DESCRIPTION (provided by applicant): Kinetics of Drug Penetration across the Cornea at a Microscopic Level Drugs applied topically to the eye access the intraocular tissues predominantly by penetration across the multi-layered cornea, consisting of a stratified epithelial layer, a thick collagenous stroma and a leaky monolayer of endothelium. Previous studies on topical drug kinetics to the eye have focused mainly on compartmental modeling of transport across the cornea. Such models have disregarded the inherent heterogeneity in the cornea, rendering them incapable of making sufficiently accurate predictions. The disregard for the heterogeneity in the cornea stems from the fact that experimental transcorneal concentration profiles of drugs are unavailable and difficult to obtain. Accordingly, only the average values of the drugs in the cornea, which are usually measured, have been employed in the development of pharmacokinetic modeling of topical drugs to the eye. This project will employ a novel custom-built confocal scanning microfluorometer to measure transcorneal profiles of a series of fluorescent compounds employed as drug analogs across rabbit cornea mounted in vitro. The resulting transcorneal concentration profiles will be employed to develop a phenomenologically-based non-compartmental pharmacokinetic model. The resulting model will then be employed to predict pharmacokinetics for topical administration of the fluorescent drug analogs. These predictions will be compared with in vivo data, which will be obtained for the same fluorescent compounds using another custom-built ocular spot-fluorometer. The latter instrument can measure average fluorescence from the cornea and anterior chamber. Overall, the results from this project involving in vivo and in vitro experiments is expected to yield detailed mechanistic understanding of topical drug kinetics and eventually enable rational drug design as well as the development of optimal drug dosage regimen. PUBLIC HEALTH RELEVANCE: More than 90% of the drugs to the eye are administered by topical administration. In this project, we propose to investigate how the topically administered drugs penetrate across the cornea into the eye. We expect to obtain a mechanistic understanding of the penetration, which is needed for rational drug design and optimal design of dosage regimen.

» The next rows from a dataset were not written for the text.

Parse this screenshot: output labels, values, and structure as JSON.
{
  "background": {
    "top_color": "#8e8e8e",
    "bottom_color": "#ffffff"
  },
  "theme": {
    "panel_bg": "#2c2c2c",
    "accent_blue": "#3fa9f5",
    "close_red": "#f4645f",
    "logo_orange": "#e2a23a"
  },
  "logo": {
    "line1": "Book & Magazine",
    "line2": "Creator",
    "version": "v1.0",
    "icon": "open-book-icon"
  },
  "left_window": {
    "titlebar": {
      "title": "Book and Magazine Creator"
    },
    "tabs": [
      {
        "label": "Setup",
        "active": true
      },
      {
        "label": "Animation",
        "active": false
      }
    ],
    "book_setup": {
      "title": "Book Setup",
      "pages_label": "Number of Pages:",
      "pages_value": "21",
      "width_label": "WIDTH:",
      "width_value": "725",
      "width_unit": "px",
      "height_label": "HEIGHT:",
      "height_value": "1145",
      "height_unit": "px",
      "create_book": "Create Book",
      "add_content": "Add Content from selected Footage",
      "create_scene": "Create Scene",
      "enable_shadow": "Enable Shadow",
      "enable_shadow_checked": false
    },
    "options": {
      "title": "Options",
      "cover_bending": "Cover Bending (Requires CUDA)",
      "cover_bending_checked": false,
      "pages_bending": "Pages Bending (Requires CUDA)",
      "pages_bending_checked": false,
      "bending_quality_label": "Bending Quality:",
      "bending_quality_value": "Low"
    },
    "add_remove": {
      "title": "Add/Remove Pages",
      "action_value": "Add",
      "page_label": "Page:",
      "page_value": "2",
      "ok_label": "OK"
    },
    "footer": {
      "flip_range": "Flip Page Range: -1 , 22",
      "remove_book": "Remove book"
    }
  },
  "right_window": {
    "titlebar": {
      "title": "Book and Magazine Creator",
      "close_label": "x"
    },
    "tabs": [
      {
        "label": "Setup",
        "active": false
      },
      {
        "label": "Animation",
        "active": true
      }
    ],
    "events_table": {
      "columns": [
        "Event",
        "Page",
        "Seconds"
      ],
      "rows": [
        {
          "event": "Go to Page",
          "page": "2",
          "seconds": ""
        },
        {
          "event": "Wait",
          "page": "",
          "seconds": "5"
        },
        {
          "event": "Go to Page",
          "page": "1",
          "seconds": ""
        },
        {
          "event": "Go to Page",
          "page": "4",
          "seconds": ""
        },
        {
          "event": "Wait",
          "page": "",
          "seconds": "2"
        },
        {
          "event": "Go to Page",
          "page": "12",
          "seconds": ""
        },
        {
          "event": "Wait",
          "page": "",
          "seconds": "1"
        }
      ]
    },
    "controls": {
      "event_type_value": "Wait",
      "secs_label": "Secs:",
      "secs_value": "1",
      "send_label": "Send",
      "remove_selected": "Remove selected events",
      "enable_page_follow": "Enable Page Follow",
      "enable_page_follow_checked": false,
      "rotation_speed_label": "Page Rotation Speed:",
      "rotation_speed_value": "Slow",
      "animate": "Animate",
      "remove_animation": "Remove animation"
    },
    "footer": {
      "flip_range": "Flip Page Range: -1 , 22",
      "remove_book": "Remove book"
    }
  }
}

描述（由申请人提供）：在微观水平的药物下，药物渗透的动力学局部用于眼睛，该药物局部应用于眼内组织，主要是通过跨越多层角膜的渗透，由分层的上皮层，由厚胶原瘤和内皮层的漏水单层组成。先前关于局部药物动力学的研究主要集中在跨角膜的转运室建模上。这样的模型无视角膜中固有的异质性，使它们无法进行足够准确的预测。无视角膜中异质性的原因是，药物的实验性跨侧浓度剖面是不可用的，难以获得。因此，通常测量角膜中药物的平均值已用于开发局部药物的药代动力学建模。该项目将采用一种新型的定制共聚焦扫描微荧光仪，以测量一系列在体外安装的兔角膜上用作型药物类似物的荧光化合物的跨侧剖面。最终的跨侧浓度谱将用于开发基于现象学的非室内药代动力学模型。然后，将采用所得模型来预测荧光药物类似物局部给药的药代动力学。这些预测将与体内数据进行比较，该数据将使用另一种定制的眼点荧光仪对相同的荧光化合物获得。后一种仪器可以测量角膜和前腔的平均荧光。总体而言，该项目涉及体内和体外实验的结果有望对局部药物动力学产生详细的机械理解，并最终使理性药物设计以及最佳药物剂量方案的开发。公共卫生相关性：局部管理部门管理超过90％的药物。在这个项目中，我们建议研究局部施用的药物如何穿透角膜进入眼睛。我们希望获得对渗透率的机械理解，这是理性药物设计和剂量方案最佳设计所需的。